Padrões observados nos casos semelhantes deste acervo — cada processo é único.
❓ Perguntas frequentes
O que essa decisão decidiu?
A decisão confirmou que Agentes Comunitários de Saúde têm direito ao adicional de insalubridade em grau médio a partir da Lei nº 13.342/2016, sem a necessidade de laudo pericial.
Quem entrou no processo?
Uma trabalhadora, Agente Comunitária de Saúde, contra um Município.
Como o tribunal decidiu e por quê?
O TST decidiu a favor da trabalhadora quanto ao adicional de insalubridade, baseando-se em um entendimento anterior do próprio Tribunal (Tema 118) que já havia definido esse direito para a categoria.
Quais leis ou súmulas foram aplicadas?
Foram aplicadas a Lei nº 13.342/2016, que estabeleceu o direito ao adicional, e o Tema 118 do TST, que consolidou esse entendimento. A Súmula 448, I, do TST foi mencionada no contexto da admissibilidade do recurso.
Qual foi o argumento que mais pesou na decisão?
O argumento principal foi o entendimento já firmado pelo Tribunal Pleno do TST (Tema 118), que reconhece o direito dos Agentes Comunitários de Saúde ao adicional de insalubridade em grau médio a partir da Lei nº 13.342/2016, sem necessidade de perícia.
A decisão foi favorável ou contrária a quem pediu?
A decisão foi favorável à trabalhadora (Agente Comunitária de Saúde) no que diz respeito ao direito ao adicional de insalubridade, ainda que parcialmente quanto ao período.
O que isso significa pra quem está em situação parecida?
Significa que outros Agentes Comunitários de Saúde que atuam em condições semelhantes e a partir da vigência da Lei nº 13.342/2016 podem ter o mesmo direito reconhecido, sem a necessidade de um laudo técnico pericial específico.
Quais provas ou documentos foram importantes?
O texto do acórdão não detalha provas ou documentos específicos do caso, mas a decisão se baseou na existência da Lei nº 13.342/2016 e no entendimento consolidado do TST (Tema 118).
Ainda é possível recorrer de uma decisão dessas?
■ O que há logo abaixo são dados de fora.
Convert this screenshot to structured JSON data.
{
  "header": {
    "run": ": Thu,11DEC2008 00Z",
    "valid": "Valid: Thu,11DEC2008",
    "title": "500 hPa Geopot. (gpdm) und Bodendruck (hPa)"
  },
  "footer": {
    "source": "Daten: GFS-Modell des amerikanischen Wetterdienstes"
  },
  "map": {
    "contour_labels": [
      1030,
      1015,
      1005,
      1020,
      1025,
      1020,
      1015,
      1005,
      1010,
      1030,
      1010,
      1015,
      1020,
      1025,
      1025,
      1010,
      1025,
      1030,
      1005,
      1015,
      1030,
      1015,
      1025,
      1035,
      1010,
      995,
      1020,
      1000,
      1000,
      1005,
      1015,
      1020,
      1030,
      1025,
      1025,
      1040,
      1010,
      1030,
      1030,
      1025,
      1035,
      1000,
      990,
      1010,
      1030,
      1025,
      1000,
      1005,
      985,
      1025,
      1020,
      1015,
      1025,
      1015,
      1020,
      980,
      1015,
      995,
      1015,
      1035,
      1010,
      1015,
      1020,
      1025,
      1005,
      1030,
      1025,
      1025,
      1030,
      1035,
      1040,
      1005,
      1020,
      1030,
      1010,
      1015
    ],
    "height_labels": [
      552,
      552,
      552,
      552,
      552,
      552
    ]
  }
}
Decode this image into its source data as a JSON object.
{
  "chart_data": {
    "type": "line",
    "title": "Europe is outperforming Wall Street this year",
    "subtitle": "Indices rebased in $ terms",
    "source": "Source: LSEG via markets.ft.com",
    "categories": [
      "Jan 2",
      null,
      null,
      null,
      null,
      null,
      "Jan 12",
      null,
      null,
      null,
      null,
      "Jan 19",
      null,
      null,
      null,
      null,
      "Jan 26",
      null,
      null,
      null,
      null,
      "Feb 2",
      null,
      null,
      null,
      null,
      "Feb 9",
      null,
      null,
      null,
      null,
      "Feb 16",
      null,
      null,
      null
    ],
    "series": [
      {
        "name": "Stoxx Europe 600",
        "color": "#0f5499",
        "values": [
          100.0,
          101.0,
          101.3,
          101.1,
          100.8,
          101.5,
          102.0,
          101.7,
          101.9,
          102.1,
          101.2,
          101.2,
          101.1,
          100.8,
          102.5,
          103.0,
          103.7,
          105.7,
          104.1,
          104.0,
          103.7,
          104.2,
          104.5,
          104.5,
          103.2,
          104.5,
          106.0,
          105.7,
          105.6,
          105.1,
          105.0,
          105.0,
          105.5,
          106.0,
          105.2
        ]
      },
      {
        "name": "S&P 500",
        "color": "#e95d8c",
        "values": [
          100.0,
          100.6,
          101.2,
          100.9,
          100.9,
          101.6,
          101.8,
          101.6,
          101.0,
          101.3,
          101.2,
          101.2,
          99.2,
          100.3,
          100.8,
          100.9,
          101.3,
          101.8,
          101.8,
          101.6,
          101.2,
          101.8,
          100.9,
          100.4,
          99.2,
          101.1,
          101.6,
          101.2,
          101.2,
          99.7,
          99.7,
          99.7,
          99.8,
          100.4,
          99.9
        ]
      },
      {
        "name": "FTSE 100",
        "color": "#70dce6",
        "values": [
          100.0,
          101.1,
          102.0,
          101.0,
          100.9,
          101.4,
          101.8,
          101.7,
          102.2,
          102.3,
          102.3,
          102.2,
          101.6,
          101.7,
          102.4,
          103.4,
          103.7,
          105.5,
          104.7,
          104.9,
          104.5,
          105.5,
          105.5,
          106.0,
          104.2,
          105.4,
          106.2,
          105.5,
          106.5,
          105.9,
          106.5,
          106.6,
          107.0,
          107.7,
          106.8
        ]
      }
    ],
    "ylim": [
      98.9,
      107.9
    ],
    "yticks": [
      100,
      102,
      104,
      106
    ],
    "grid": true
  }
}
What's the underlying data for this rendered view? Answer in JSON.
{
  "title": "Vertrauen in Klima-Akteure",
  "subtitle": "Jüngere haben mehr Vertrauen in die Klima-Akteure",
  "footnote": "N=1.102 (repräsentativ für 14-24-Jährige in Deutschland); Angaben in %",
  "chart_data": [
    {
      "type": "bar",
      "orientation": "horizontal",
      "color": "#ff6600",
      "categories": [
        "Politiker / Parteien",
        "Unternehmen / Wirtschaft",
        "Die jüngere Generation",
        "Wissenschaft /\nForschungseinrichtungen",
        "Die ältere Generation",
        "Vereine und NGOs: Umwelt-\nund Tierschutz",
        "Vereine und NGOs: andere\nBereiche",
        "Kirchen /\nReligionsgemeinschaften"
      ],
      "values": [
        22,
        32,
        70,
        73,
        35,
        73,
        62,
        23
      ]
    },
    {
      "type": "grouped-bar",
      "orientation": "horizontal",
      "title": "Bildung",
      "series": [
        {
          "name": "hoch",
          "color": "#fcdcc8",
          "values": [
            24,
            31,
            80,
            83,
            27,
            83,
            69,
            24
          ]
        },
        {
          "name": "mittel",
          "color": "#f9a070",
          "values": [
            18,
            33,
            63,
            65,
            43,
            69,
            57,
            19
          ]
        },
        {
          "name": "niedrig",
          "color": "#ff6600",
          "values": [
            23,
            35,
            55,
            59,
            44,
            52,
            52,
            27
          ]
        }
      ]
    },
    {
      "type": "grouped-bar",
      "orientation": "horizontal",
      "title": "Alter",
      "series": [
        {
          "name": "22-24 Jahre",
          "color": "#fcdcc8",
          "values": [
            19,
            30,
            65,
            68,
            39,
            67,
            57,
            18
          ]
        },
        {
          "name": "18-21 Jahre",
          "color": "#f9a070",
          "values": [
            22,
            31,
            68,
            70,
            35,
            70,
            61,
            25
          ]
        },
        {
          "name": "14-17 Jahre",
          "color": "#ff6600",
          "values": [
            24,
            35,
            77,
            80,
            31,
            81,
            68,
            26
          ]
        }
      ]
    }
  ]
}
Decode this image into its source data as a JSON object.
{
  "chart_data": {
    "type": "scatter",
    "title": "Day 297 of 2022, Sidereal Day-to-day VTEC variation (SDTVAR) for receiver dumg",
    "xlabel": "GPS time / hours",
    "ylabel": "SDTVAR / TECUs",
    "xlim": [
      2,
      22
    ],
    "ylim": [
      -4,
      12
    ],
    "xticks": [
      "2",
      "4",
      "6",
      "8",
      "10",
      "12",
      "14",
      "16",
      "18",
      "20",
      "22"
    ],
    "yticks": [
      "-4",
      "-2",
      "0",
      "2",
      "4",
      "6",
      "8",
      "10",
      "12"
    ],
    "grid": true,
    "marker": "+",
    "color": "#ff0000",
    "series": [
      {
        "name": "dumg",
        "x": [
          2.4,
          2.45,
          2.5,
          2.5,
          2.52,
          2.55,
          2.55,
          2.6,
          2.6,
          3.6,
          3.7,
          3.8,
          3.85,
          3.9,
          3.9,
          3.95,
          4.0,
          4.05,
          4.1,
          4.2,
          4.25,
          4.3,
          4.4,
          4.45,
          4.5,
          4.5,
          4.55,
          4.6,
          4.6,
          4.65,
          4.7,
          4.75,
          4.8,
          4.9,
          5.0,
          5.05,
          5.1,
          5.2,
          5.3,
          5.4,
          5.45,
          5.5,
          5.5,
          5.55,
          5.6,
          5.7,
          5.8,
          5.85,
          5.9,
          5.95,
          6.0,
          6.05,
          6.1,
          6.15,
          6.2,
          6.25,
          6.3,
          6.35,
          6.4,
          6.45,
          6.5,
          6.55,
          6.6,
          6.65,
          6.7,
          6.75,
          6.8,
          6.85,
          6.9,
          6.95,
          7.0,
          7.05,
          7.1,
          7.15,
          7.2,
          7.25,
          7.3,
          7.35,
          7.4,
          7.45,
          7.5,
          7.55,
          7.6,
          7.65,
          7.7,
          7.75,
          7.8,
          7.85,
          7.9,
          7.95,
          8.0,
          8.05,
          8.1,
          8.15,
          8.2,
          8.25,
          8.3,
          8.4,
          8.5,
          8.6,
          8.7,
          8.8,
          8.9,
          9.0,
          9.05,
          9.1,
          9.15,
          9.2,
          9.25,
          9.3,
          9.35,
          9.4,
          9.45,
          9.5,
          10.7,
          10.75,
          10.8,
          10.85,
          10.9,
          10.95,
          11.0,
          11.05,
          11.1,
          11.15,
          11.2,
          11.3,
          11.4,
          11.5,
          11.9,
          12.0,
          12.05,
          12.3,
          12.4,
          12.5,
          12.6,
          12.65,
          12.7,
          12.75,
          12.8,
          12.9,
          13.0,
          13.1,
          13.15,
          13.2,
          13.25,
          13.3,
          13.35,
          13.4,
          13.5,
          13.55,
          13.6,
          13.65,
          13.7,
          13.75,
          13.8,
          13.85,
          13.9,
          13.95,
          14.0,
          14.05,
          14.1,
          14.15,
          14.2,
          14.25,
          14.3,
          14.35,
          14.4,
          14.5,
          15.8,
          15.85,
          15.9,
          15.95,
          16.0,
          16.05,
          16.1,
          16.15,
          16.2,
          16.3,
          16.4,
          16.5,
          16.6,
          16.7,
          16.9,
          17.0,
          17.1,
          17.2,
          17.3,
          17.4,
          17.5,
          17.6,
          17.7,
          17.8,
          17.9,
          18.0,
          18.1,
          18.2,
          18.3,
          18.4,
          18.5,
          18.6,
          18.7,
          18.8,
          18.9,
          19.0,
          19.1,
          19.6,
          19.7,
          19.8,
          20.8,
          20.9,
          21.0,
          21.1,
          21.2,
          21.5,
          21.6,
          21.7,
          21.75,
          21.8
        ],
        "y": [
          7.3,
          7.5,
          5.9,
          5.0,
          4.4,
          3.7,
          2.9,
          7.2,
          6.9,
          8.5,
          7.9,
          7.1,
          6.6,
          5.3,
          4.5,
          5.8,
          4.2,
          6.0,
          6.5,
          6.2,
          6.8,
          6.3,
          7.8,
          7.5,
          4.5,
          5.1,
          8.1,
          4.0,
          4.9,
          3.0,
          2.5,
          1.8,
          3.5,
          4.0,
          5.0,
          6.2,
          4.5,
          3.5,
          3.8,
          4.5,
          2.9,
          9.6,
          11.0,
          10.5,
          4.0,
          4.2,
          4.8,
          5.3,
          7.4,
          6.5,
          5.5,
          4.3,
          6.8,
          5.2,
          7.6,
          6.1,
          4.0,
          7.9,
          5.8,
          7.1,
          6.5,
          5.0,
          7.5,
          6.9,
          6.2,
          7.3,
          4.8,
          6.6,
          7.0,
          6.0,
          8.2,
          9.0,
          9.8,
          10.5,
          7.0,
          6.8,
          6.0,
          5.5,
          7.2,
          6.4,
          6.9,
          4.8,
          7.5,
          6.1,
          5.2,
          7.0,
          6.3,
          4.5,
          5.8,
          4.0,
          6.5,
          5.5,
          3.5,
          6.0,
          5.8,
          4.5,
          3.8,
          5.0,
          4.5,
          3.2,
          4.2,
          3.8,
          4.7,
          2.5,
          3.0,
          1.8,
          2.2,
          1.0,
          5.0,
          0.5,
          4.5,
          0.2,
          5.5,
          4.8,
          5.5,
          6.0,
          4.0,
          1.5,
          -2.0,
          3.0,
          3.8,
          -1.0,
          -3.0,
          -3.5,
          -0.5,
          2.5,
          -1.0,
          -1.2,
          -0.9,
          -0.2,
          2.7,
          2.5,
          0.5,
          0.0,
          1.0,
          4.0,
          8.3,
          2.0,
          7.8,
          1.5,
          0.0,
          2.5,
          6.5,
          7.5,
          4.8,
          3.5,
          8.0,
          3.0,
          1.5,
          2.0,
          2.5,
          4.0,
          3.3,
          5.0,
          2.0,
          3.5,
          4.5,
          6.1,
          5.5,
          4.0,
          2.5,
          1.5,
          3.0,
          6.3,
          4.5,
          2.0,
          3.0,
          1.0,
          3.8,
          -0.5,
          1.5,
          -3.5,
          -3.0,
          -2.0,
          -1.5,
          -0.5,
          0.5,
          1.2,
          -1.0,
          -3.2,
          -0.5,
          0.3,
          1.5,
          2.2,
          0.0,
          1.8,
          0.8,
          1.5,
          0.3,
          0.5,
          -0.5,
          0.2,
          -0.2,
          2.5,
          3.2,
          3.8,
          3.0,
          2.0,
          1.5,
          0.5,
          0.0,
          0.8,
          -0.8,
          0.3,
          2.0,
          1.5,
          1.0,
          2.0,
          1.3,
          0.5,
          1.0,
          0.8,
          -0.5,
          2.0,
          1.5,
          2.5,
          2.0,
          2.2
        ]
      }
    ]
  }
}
Em geral, após uma decisão do TST em Recurso de Embargos, as possibilidades de recurso são limitadas, mas podem existir em casos específicos para instâncias superiores, como o STF, se houver questão constitucional.
Vale a pena procurar um advogado num caso assim?
Sim, é sempre recomendável procurar um advogado especialista para analisar o caso concreto, verificar os detalhes e orientar sobre os melhores passos a seguir.